私には、初見殺しすぎて、さっぱりわからず「???」となりました。
この型の意味は、「変数objは複数のkeyを含む可能性があり、そのすべてのstring型のkeyは、string型の値をもつ」となります。
以下のコードにおいて、Errorの箇所では、idにnumber型の値を入れているのでエラーとなります。
let obj: {
[key: string]: string // インデックスシグネチャ
} // オブジェクトリテラル
// OK
obj = {
id: "123"
token: "hogetoken"
name: "fuganame"
}
// Error
// Type 'number' is not assignable to type 'string'.
obj = {
id: 123
token: "hogetoken"
name: "fuganame"
}
オブジェクトリテラルとは
let obj: {
id: string
token: string
name: string
} // オブジェクトリテラル
このように中括弧({})を用いて、オブジェクトの型を定義する記法のことを指します。
オブジェクトは、ハッシュテーブルの一種で、キーと値の組みを持ちます。
TypeScriptでは、多くの場合、オブジェクトの型は「クラス」を用いて定義されます。
しかし、用途によってはクラスを定義せずに、即席の型定義を記述する方が便利な場合があります。
その際に用いられるのが「オブジェクトリテラル」です。
「オブジェクトリテラル」は、匿名のオブジェクト型を宣言したい場合に用いられます。
(例えばJavaScriptからTypeScriptへの移行期に、"とりあえず"の型を定義したい場合など)
インデックスシグネチャとは
let obj: {
// [key: T]: U
[key: string]: string // インデックスシグネチャ
}
インデックスシグネチャは、角括弧([])を用いて「[key: T]: U」という構文で記述されます。

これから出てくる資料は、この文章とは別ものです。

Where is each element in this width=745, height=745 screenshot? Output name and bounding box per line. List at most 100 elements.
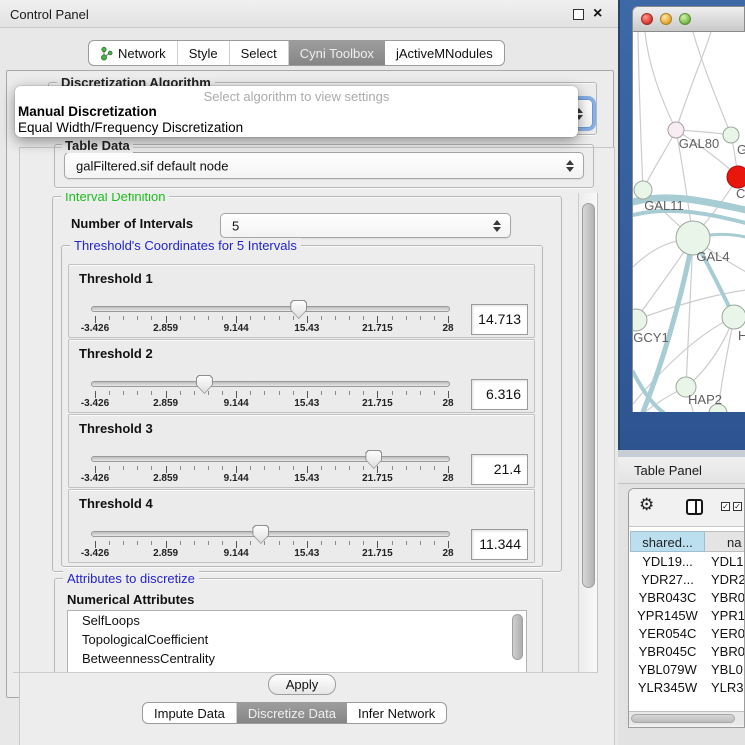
network-node-label: GAL4 <box>696 249 729 264</box>
table-panel-titlebar: Table Panel <box>618 457 745 484</box>
slider-tick <box>293 316 294 320</box>
float-window-icon[interactable] <box>573 9 584 20</box>
network-view-canvas[interactable]: GAL80GACGAL11GAL4GCY1HHAP2 <box>632 32 745 412</box>
table-row[interactable]: YER054CYER0 <box>629 625 745 643</box>
slider-tick-label: -3.426 <box>65 323 125 334</box>
cyni-mode-tabs: Impute DataDiscretize DataInfer Network <box>142 702 447 724</box>
table-row[interactable]: YIL053CYIL0 <box>629 697 745 699</box>
popup-option-equal-width-frequency[interactable]: Equal Width/Frequency Discretization <box>18 120 243 135</box>
slider-tick <box>392 466 393 470</box>
attribute-list-item[interactable]: SelfLoops <box>68 611 526 630</box>
divider <box>618 450 745 457</box>
network-node-gal11[interactable] <box>634 181 652 199</box>
slider-track[interactable] <box>91 306 450 312</box>
slider-thumb[interactable] <box>365 450 382 469</box>
checkbox-icon[interactable]: ✓ <box>733 502 742 511</box>
network-node-label: HAP2 <box>688 392 722 407</box>
tab-style[interactable]: Style <box>178 41 230 65</box>
close-traffic-light-icon[interactable] <box>641 13 653 25</box>
threshold-value-field[interactable]: 6.316 <box>471 379 528 410</box>
slider-tick <box>406 466 407 470</box>
slider-tick <box>307 391 308 398</box>
slider-tick <box>279 391 280 395</box>
settings-scrollbar-thumb[interactable] <box>582 203 595 588</box>
tab-impute-data[interactable]: Impute Data <box>143 703 237 723</box>
threshold-value-field[interactable]: 11.344 <box>471 529 528 560</box>
slider-tick-label: 9.144 <box>206 398 266 409</box>
network-node-c[interactable] <box>727 166 745 188</box>
list-scrollbar-thumb[interactable] <box>512 614 523 660</box>
slider-tick <box>236 391 237 398</box>
tab-network[interactable]: Network <box>89 41 178 65</box>
column-header-shared-name[interactable]: shared... <box>630 531 705 552</box>
threshold-label: Threshold 3 <box>79 421 153 436</box>
node-table-container: ⚙ ✓ ✓ shared... na YDL19...YDL1YDR27...Y… <box>628 488 745 728</box>
network-node-ga[interactable] <box>723 127 739 143</box>
columns-icon[interactable] <box>686 499 703 515</box>
tab-infer-network[interactable]: Infer Network <box>347 703 446 723</box>
table-row[interactable]: YBL079WYBL0 <box>629 661 745 679</box>
threshold-value-field[interactable]: 14.713 <box>471 304 528 335</box>
table-horizontal-scrollbar[interactable] <box>629 711 745 725</box>
column-header-name[interactable]: na <box>705 531 745 552</box>
tab-label: Network <box>118 46 166 61</box>
tab-cyni-toolbox[interactable]: Cyni Toolbox <box>289 41 385 65</box>
slider-tick <box>349 316 350 320</box>
slider-track[interactable] <box>91 381 450 387</box>
network-icon <box>100 46 113 61</box>
apply-button[interactable]: Apply <box>268 674 336 695</box>
panel-title: Control Panel <box>10 7 89 22</box>
zoom-traffic-light-icon[interactable] <box>679 13 691 25</box>
close-icon[interactable]: × <box>593 4 602 24</box>
cell-name: YDR2 <box>711 571 745 589</box>
table-data-combobox[interactable]: galFiltered.sif default node <box>64 152 584 179</box>
slider-tick <box>166 316 167 323</box>
cell-name: YPR1 <box>711 607 745 625</box>
gear-icon[interactable]: ⚙ <box>639 495 654 515</box>
number-of-intervals-combobox[interactable]: 5 <box>220 213 511 238</box>
network-node-h[interactable] <box>722 305 745 329</box>
attribute-list-item[interactable]: BetweennessCentrality <box>68 649 526 668</box>
slider-tick <box>434 541 435 545</box>
minimize-traffic-light-icon[interactable] <box>660 13 672 25</box>
slider-tick <box>250 316 251 320</box>
slider-tick <box>180 316 181 320</box>
slider-tick <box>448 541 449 548</box>
slider-tick <box>349 466 350 470</box>
slider-thumb[interactable] <box>196 375 213 394</box>
slider-tick-label: 15.43 <box>277 323 337 334</box>
checkbox-icon[interactable]: ✓ <box>721 502 730 511</box>
slider-tick <box>109 316 110 320</box>
tab-select[interactable]: Select <box>230 41 289 65</box>
slider-track[interactable] <box>91 531 450 537</box>
slider-track[interactable] <box>91 456 450 462</box>
slider-tick-label: 28 <box>418 323 478 334</box>
tab-discretize-data[interactable]: Discretize Data <box>237 703 347 723</box>
table-row[interactable]: YDR27...YDR2 <box>629 571 745 589</box>
attribute-list-item[interactable]: TopologicalCoefficient <box>68 630 526 649</box>
slider-tick <box>109 391 110 395</box>
table-row[interactable]: YPR145WYPR1 <box>629 607 745 625</box>
threshold-value-field[interactable]: 21.4 <box>471 454 528 485</box>
table-row[interactable]: YBR045CYBR0 <box>629 643 745 661</box>
table-row[interactable]: YDL19...YDL1 <box>629 553 745 571</box>
attributes-to-discretize-label: Attributes to discretize <box>63 571 199 586</box>
slider-tick-label: 28 <box>418 398 478 409</box>
slider-tick <box>406 541 407 545</box>
slider-tick <box>434 391 435 395</box>
cell-name: YBR0 <box>711 589 745 607</box>
settings-scrollbar[interactable] <box>578 193 598 672</box>
application-window: Control Panel × Network StyleSelectCyni T… <box>0 0 745 745</box>
table-row[interactable]: YLR345WYLR3 <box>629 679 745 697</box>
divider <box>13 672 598 673</box>
table-horizontal-scrollbar-thumb[interactable] <box>631 714 735 723</box>
network-node-gcy1[interactable] <box>633 309 647 331</box>
slider-thumb[interactable] <box>252 525 269 544</box>
slider-tick-label: 15.43 <box>277 398 337 409</box>
table-panel-title: Table Panel <box>634 463 702 478</box>
tab-jactivemnodules[interactable]: jActiveMNodules <box>385 41 504 65</box>
numerical-attributes-list[interactable]: SelfLoopsTopologicalCoefficientBetweenne… <box>67 610 527 672</box>
popup-option-manual-discretization[interactable]: Manual Discretization <box>18 104 157 119</box>
slider-tick <box>95 391 96 398</box>
table-row[interactable]: YBR043CYBR0 <box>629 589 745 607</box>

これは「オブジェクトが、複数のkey(型T)を含む可能性があること」を示します。
そして、「すべてのkey(型T)は型Uの値を持つこと」も示します。
オブジェクトのキーと値の型を抽象化して記述することができます。
備考
例えば、idだけnumber型で、その他のパラメータはstringの場合、以下のように書けるのかなと思ったのですが、これはエラーになります。
let obj: {
id: number // エラー
[key: string]: string
}
// Property 'id' of type 'number' is not assignable to string index type 'string'.

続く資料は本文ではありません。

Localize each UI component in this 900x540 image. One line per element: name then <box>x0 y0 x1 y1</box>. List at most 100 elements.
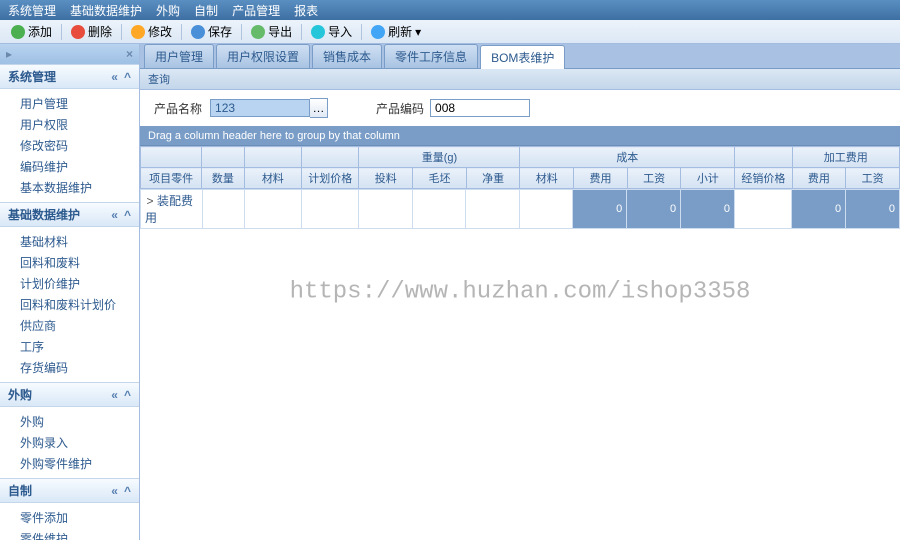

// Type '{ id: number; token: string; name: string; }' is not assignable to type
// '{ [key: string]: string; id: number; }'. Property 'id' is incompatible with
// index signature. Type 'number' is not assignable to type 'string'.
obj = {
id: 123
token: "hogetoken"
name: "fuganame"
}
keyがstringの場合は、stringの値を持つと宣言してしまっているので、
[key: string]: string
idをnumber型だと定義すると矛盾が発生してしまうためです。
id: number
[追記] 以下のように型交差記法を用いてもエラーが発生します。
(親切な方、教えていただいてありがとうございます)
// エラー
const obj: { [key: string]: string } & { id: number } = {
id: 123,
token: "hogetoken",
name: "fuganame"
};
よって、この場合はおとなしく、インデックスシグネチャを用いないで書きましょう。
let obj: {
id: number
token: string
name: string
} // オブジェクトリテラル
まとめ
・オブジェクトリテラル({})は、オブジェクトの型を即席で定義するために用いられる。

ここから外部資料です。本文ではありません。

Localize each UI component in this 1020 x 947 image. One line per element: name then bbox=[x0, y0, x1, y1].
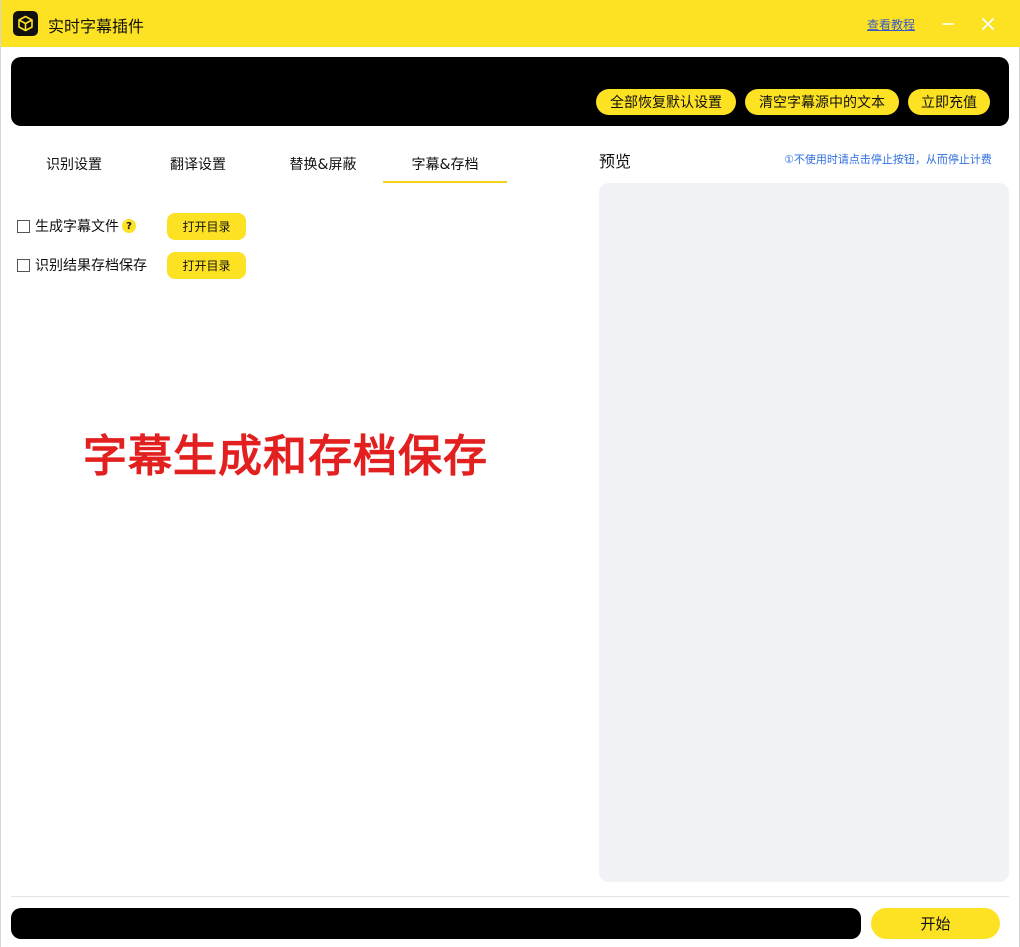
open-archive-directory-button[interactable]: 打开目录 bbox=[167, 252, 246, 279]
generate-subtitle-checkbox[interactable] bbox=[17, 219, 30, 233]
tab-recognition-settings[interactable]: 识别设置 bbox=[21, 154, 127, 184]
tab-subtitle-archive[interactable]: 字幕&存档 bbox=[383, 154, 507, 184]
open-subtitle-directory-button[interactable]: 打开目录 bbox=[167, 213, 246, 240]
app-title: 实时字幕插件 bbox=[48, 17, 145, 36]
divider bbox=[11, 896, 1009, 897]
reset-defaults-button[interactable]: 全部恢复默认设置 bbox=[596, 89, 736, 115]
archive-results-option: 识别结果存档保存 bbox=[17, 252, 147, 278]
cube-icon bbox=[13, 11, 38, 36]
help-icon[interactable]: ? bbox=[122, 219, 136, 233]
close-icon bbox=[981, 17, 995, 31]
view-tutorial-link[interactable]: 查看教程 bbox=[867, 16, 915, 33]
app-window: 实时字幕插件 查看教程 全部恢复默认设置 清空字幕源中的文本 立即充值 识别设置… bbox=[0, 0, 1020, 947]
preview-title: 预览 bbox=[599, 152, 632, 171]
active-tab-indicator bbox=[383, 181, 507, 183]
archive-results-label: 识别结果存档保存 bbox=[35, 258, 147, 274]
start-button[interactable]: 开始 bbox=[871, 908, 1000, 939]
overlay-caption: 字幕生成和存档保存 bbox=[83, 431, 488, 482]
title-bar[interactable]: 实时字幕插件 查看教程 bbox=[1, 0, 1020, 47]
tab-replace-block[interactable]: 替换&屏蔽 bbox=[269, 154, 377, 184]
clear-subtitle-text-button[interactable]: 清空字幕源中的文本 bbox=[745, 89, 899, 115]
close-button[interactable] bbox=[974, 10, 1002, 38]
minimize-icon bbox=[942, 23, 954, 25]
bottom-status-bar bbox=[11, 908, 861, 939]
recharge-button[interactable]: 立即充值 bbox=[908, 89, 990, 115]
generate-subtitle-label: 生成字幕文件 bbox=[35, 219, 119, 235]
archive-results-checkbox[interactable] bbox=[17, 258, 30, 272]
preview-panel bbox=[599, 183, 1009, 882]
tab-translation-settings[interactable]: 翻译设置 bbox=[143, 154, 253, 184]
generate-subtitle-option: 生成字幕文件 ? bbox=[17, 213, 136, 239]
minimize-button[interactable] bbox=[934, 10, 962, 38]
billing-hint: ①不使用时请点击停止按钮，从而停止计费 bbox=[784, 153, 992, 166]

・インデックスシグネチャ([key: T]: U)は、オブジェクトが、複数のkey(型T)を含む可能性があり値はU型になることを示している。
結論としては、オブジェクトリテラルもインデックスシグネチャもクセが強いので、あまり用いたくないですが、そうは言っても現場ではすでにオブジェクトリテラルやインデックスシグネチャを使用している箇所については、コードを読むために理解しておきたいと思います。
[追記]「オブジェクトリテラル」と「オブジェクト型リテラル」の違いについて
コメント欄にて、下記のご指摘を頂きました。
ありがとうございます。
細かい点ですが、「オブジェクトリテラル」はオブジェクト値を構築する記法のことで、 JavaScript/TypeScript に共通しています。この記事で扱っている、オブジェクトの型を記述する TypeScript 特有の記法は「オブジェクト型リテラル」です
const obj: { n: number } = { n: 42 };
// ^^^^^^^^^^^^^ ^^^^^^^^^---- オブジェクトリテラル
// `---------------------- オブジェクト型リテラル
「オブジェクトリテラル」と「オブジェクト型リテラル」の違いについて、理解しました。
この違いはちゃんと理解しておく必要があると感じましたので引用させていただきます。